3 sheets          Gelatin sheets (“silver”)

 

  1. Bloom gelatin sheets in large vessel of ice water.  Set aside 10 minutes.
  2. Meanwhile, measure heavy cream + sugar + vanilla bean paste into sauce pot.
  3. Heat until sugar is just dissolved and warm enough to melt bloomed gelatin, whisking occasionally.
  4. While heating cream, measure cold buttermilk in separate container.
  5. Once sugar is dissolved, remove from heat.
  6. Squeeze out excess water from gelatin sheets and add to hot cream.  Whisk to dissolve.
  7. Allow cream mixture to cool a bit to make sure buttermilk does not curdle.
  8. Add buttermilk to heated cream mixture, whisking.
  9. Portion into molds, refrigerate to set.

**Can substitute vanilla bean paste for vanilla extract, to taste.  May also use alcohol as flavoring or extracts.

NOTE: Can be stored in refrigerator and re-heated/re-melted as needed.  Re-heat in non-reactive metal bowl over simmering pot of water.

 

Hibiscus Gelee

2 cups            Water

1 cup  *          Sugar

½ cup**         Dried hibiscus flowers (or 2 sachets Red Zinger herbal tea)

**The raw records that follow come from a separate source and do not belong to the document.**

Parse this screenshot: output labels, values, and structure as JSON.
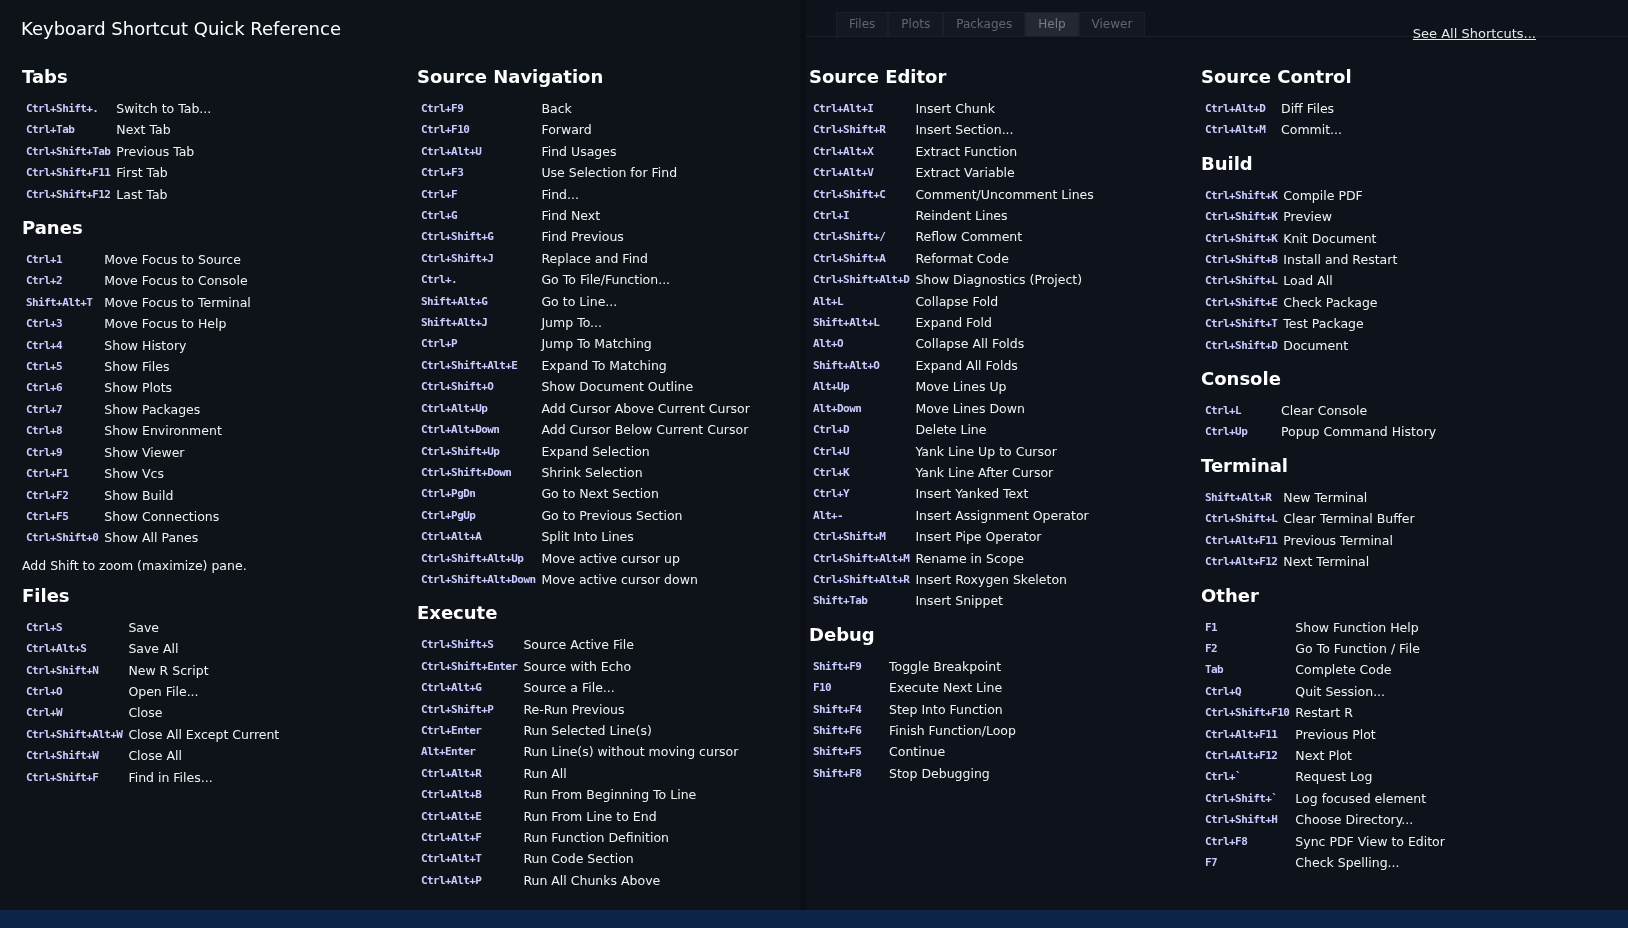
{
  "pane_tabs": [
    {
      "label": "Files",
      "selected": false
    },
    {
      "label": "Plots",
      "selected": false
    },
    {
      "label": "Packages",
      "selected": false
    },
    {
      "label": "Help",
      "selected": true
    },
    {
      "label": "Viewer",
      "selected": false
    }
  ],
  "title": "Keyboard Shortcut Quick Reference",
  "link": "See All Shortcuts...",
  "columns": [
    {
      "sections": [
        {
          "title": "Tabs",
          "rows": [
            {
              "keys": "Ctrl+Shift+.",
              "action": "Switch to Tab..."
            },
            {
              "keys": "Ctrl+Tab",
              "action": "Next Tab"
            },
            {
              "keys": "Ctrl+Shift+Tab",
              "action": "Previous Tab"
            },
            {
              "keys": "Ctrl+Shift+F11",
              "action": "First Tab"
            },
            {
              "keys": "Ctrl+Shift+F12",
              "action": "Last Tab"
            }
          ]
        },
        {
          "title": "Panes",
          "rows": [
            {
              "keys": "Ctrl+1",
              "action": "Move Focus to Source"
            },
            {
              "keys": "Ctrl+2",
              "action": "Move Focus to Console"
            },
            {
              "keys": "Shift+Alt+T",
              "action": "Move Focus to Terminal"
            },
            {
              "keys": "Ctrl+3",
              "action": "Move Focus to Help"
            },
            {
              "keys": "Ctrl+4",
              "action": "Show History"
            },
            {
              "keys": "Ctrl+5",
              "action": "Show Files"
            },
            {
              "keys": "Ctrl+6",
              "action": "Show Plots"
            },
            {
              "keys": "Ctrl+7",
              "action": "Show Packages"
            },
            {
              "keys": "Ctrl+8",
              "action": "Show Environment"
            },
            {
              "keys": "Ctrl+9",
              "action": "Show Viewer"
            },
            {
              "keys": "Ctrl+F1",
              "action": "Show Vcs"
            },
            {
              "keys": "Ctrl+F2",
              "action": "Show Build"
            },
            {
              "keys": "Ctrl+F5",
              "action": "Show Connections"
            },
            {
              "keys": "Ctrl+Shift+0",
              "action": "Show All Panes"
            }
          ],
          "note": "Add Shift to zoom (maximize) pane."
        },
        {
          "title": "Files",
          "rows": [
            {
              "keys": "Ctrl+S",
              "action": "Save"
            },
            {
              "keys": "Ctrl+Alt+S",
              "action": "Save All"
            },
            {
              "keys": "Ctrl+Shift+N",
              "action": "New R Script"
            },
            {
              "keys": "Ctrl+O",
              "action": "Open File..."
            },
            {
              "keys": "Ctrl+W",
              "action": "Close"
            },
            {
              "keys": "Ctrl+Shift+Alt+W",
              "action": "Close All Except Current"
            },
            {
              "keys": "Ctrl+Shift+W",
              "action": "Close All"
            },
            {
              "keys": "Ctrl+Shift+F",
              "action": "Find in Files..."
            }
          ]
        }
      ]
    },
    {
      "sections": [
        {
          "title": "Source Navigation",
          "rows": [
            {
              "keys": "Ctrl+F9",
              "action": "Back"
            },
            {
              "keys": "Ctrl+F10",
              "action": "Forward"
            },
            {
              "keys": "Ctrl+Alt+U",
              "action": "Find Usages"
            },
            {
              "keys": "Ctrl+F3",
              "action": "Use Selection for Find"
            },
            {
              "keys": "Ctrl+F",
              "action": "Find..."
            },
            {
              "keys": "Ctrl+G",
              "action": "Find Next"
            },
            {
              "keys": "Ctrl+Shift+G",
              "action": "Find Previous"
            },
            {
              "keys": "Ctrl+Shift+J",
              "action": "Replace and Find"
            },
            {
              "keys": "Ctrl+.",
              "action": "Go To File/Function..."
            },
            {
              "keys": "Shift+Alt+G",
              "action": "Go to Line..."
            },
            {
              "keys": "Shift+Alt+J",
              "action": "Jump To..."
            },
            {
              "keys": "Ctrl+P",
              "action": "Jump To Matching"
            },
            {
              "keys": "Ctrl+Shift+Alt+E",
              "action": "Expand To Matching"
            },
            {
              "keys": "Ctrl+Shift+O",
              "action": "Show Document Outline"
            },
            {
              "keys": "Ctrl+Alt+Up",
              "action": "Add Cursor Above Current Cursor"
            },
            {
              "keys": "Ctrl+Alt+Down",
              "action": "Add Cursor Below Current Cursor"
            },
            {
              "keys": "Ctrl+Shift+Up",
              "action": "Expand Selection"
            },
            {
              "keys": "Ctrl+Shift+Down",
              "action": "Shrink Selection"
            },
            {
              "keys": "Ctrl+PgDn",
              "action": "Go to Next Section"
            },
            {
              "keys": "Ctrl+PgUp",
              "action": "Go to Previous Section"
            },
            {
              "keys": "Ctrl+Alt+A",
              "action": "Split Into Lines"
            },
            {
              "keys": "Ctrl+Shift+Alt+Up",
              "action": "Move active cursor up"
            },
            {
              "keys": "Ctrl+Shift+Alt+Down",
              "action": "Move active cursor down"
            }
          ]
        },
        {
          "title": "Execute",
          "rows": [
            {
              "keys": "Ctrl+Shift+S",
              "action": "Source Active File"
            },
            {
              "keys": "Ctrl+Shift+Enter",
              "action": "Source with Echo"
            },
            {
              "keys": "Ctrl+Alt+G",
              "action": "Source a File..."
            },
            {
              "keys": "Ctrl+Shift+P",
              "action": "Re-Run Previous"
            },
            {
              "keys": "Ctrl+Enter",
              "action": "Run Selected Line(s)"
            },
            {
              "keys": "Alt+Enter",
              "action": "Run Line(s) without moving cursor"
            },
            {
              "keys": "Ctrl+Alt+R",
              "action": "Run All"
            },
            {
              "keys": "Ctrl+Alt+B",
              "action": "Run From Beginning To Line"
            },
            {
              "keys": "Ctrl+Alt+E",
              "action": "Run From Line to End"
            },
            {
              "keys": "Ctrl+Alt+F",
              "action": "Run Function Definition"
            },
            {
              "keys": "Ctrl+Alt+T",
              "action": "Run Code Section"
            },
            {
              "keys": "Ctrl+Alt+P",
              "action": "Run All Chunks Above"
            }
          ]
        }
      ]
    },
    {
      "sections": [
        {
          "title": "Source Editor",
          "rows": [
            {
              "keys": "Ctrl+Alt+I",
              "action": "Insert Chunk"
            },
            {
              "keys": "Ctrl+Shift+R",
              "action": "Insert Section..."
            },
            {
              "keys": "Ctrl+Alt+X",
              "action": "Extract Function"
            },
            {
              "keys": "Ctrl+Alt+V",
              "action": "Extract Variable"
            },
            {
              "keys": "Ctrl+Shift+C",
              "action": "Comment/Uncomment Lines"
            },
            {
              "keys": "Ctrl+I",
              "action": "Reindent Lines"
            },
            {
              "keys": "Ctrl+Shift+/",
              "action": "Reflow Comment"
            },
            {
              "keys": "Ctrl+Shift+A",
              "action": "Reformat Code"
            },
            {
              "keys": "Ctrl+Shift+Alt+D",
              "action": "Show Diagnostics (Project)"
            },
            {
              "keys": "Alt+L",
              "action": "Collapse Fold"
            },
            {
              "keys": "Shift+Alt+L",
              "action": "Expand Fold"
            },
            {
              "keys": "Alt+O",
              "action": "Collapse All Folds"
            },
            {
              "keys": "Shift+Alt+O",
              "action": "Expand All Folds"
            },
            {
              "keys": "Alt+Up",
              "action": "Move Lines Up"
            },
            {
              "keys": "Alt+Down",
              "action": "Move Lines Down"
            },
            {
              "keys": "Ctrl+D",
              "action": "Delete Line"
            },
            {
              "keys": "Ctrl+U",
              "action": "Yank Line Up to Cursor"
            },
            {
              "keys": "Ctrl+K",
              "action": "Yank Line After Cursor"
            },
            {
              "keys": "Ctrl+Y",
              "action": "Insert Yanked Text"
            },
            {
              "keys": "Alt+-",
              "action": "Insert Assignment Operator"
            },
            {
              "keys": "Ctrl+Shift+M",
              "action": "Insert Pipe Operator"
            },
            {
              "keys": "Ctrl+Shift+Alt+M",
              "action": "Rename in Scope"
            },
            {
              "keys": "Ctrl+Shift+Alt+R",
              "action": "Insert Roxygen Skeleton"
            },
            {
              "keys": "Shift+Tab",
              "action": "Insert Snippet"
            }
          ]
        },
        {
          "title": "Debug",
          "rows": [
            {
              "keys": "Shift+F9",
              "action": "Toggle Breakpoint"
            },
            {
              "keys": "F10",
              "action": "Execute Next Line"
            },
            {
              "keys": "Shift+F4",
              "action": "Step Into Function"
            },
            {
              "keys": "Shift+F6",
              "action": "Finish Function/Loop"
            },
            {
              "keys": "Shift+F5",
              "action": "Continue"
            },
            {
              "keys": "Shift+F8",
              "action": "Stop Debugging"
            }
          ]
        }
      ]
    },
    {
      "sections": [
        {
          "title": "Source Control",
          "rows": [
            {
              "keys": "Ctrl+Alt+D",
              "action": "Diff Files"
            },
            {
              "keys": "Ctrl+Alt+M",
              "action": "Commit..."
            }
          ]
        },
        {
          "title": "Build",
          "rows": [
            {
              "keys": "Ctrl+Shift+K",
              "action": "Compile PDF"
            },
            {
              "keys": "Ctrl+Shift+K",
              "action": "Preview"
            },
            {
              "keys": "Ctrl+Shift+K",
              "action": "Knit Document"
            },
            {
              "keys": "Ctrl+Shift+B",
              "action": "Install and Restart"
            },
            {
              "keys": "Ctrl+Shift+L",
              "action": "Load All"
            },
            {
              "keys": "Ctrl+Shift+E",
              "action": "Check Package"
            },
            {
              "keys": "Ctrl+Shift+T",
              "action": "Test Package"
            },
            {
              "keys": "Ctrl+Shift+D",
              "action": "Document"
            }
          ]
        },
        {
          "title": "Console",
          "rows": [
            {
              "keys": "Ctrl+L",
              "action": "Clear Console"
            },
            {
              "keys": "Ctrl+Up",
              "action": "Popup Command History"
            }
          ]
        },
        {
          "title": "Terminal",
          "rows": [
            {
              "keys": "Shift+Alt+R",
              "action": "New Terminal"
            },
            {
              "keys": "Ctrl+Shift+L",
              "action": "Clear Terminal Buffer"
            },
            {
              "keys": "Ctrl+Alt+F11",
              "action": "Previous Terminal"
            },
            {
              "keys": "Ctrl+Alt+F12",
              "action": "Next Terminal"
            }
          ]
        },
        {
          "title": "Other",
          "rows": [
            {
              "keys": "F1",
              "action": "Show Function Help"
            },
            {
              "keys": "F2",
              "action": "Go To Function / File"
            },
            {
              "keys": "Tab",
              "action": "Complete Code"
            },
            {
              "keys": "Ctrl+Q",
              "action": "Quit Session..."
            },
            {
              "keys": "Ctrl+Shift+F10",
              "action": "Restart R"
            },
            {
              "keys": "Ctrl+Alt+F11",
              "action": "Previous Plot"
            },
            {
              "keys": "Ctrl+Alt+F12",
              "action": "Next Plot"
            },
            {
              "keys": "Ctrl+`",
              "action": "Request Log"
            },
            {
              "keys": "Ctrl+Shift+`",
              "action": "Log focused element"
            },
            {
              "keys": "Ctrl+Shift+H",
              "action": "Choose Directory..."
            },
            {
              "keys": "Ctrl+F8",
              "action": "Sync PDF View to Editor"
            },
            {
              "keys": "F7",
              "action": "Check Spelling..."
            }
          ]
        }
      ]
    }
  ]
}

4 sheets          Gelatin sheets (“silver”)

 

  1. Bloom gelatin sheets in large vessel of ice water.  Set aside 10 minutes.
  2. Place water + handful of dried hibiscus (appx. ½ loose cup) or 2 Red Zinger sachets in pot, bring to a boil.
  3. Boil 2 minutes.
  4. Remove from heat, allow to steep 5 minutes.
  5. Pass through fine mesh strainer, pressing to get all flavor out of flowers.
  6. Return “tea” to sauce pot, add sugar.
  7. Heat until sugar is just dissolved and warm enough to melt bloomed gelatin, whisking occasionally.
  8. Once sugar is dissolved, remove from heat.
  9. Squeeze out excess water from gelatin sheets and add to hot hibiscus tea.  Whisk to dissolve.
  10. Allow to cool to room temperature.
  11. Float hibiscus gelee atop set and chilled vanilla bean buttermilk panna cotta.
  12. Return to refrigerator.  Allow to set up.
  13. Cover and keep refrigerated until ready to serve
  14. Garnish

* Sugar is “to taste.”

** Measurement of hibiscus is equal to approximately one small handful of dried hibiscus, “to taste.”

NOTES:  Can be stored in refrigerator and re-heated/re-melted as needed.  Re-heat in non-reactive metal bowl over simmering pot of water.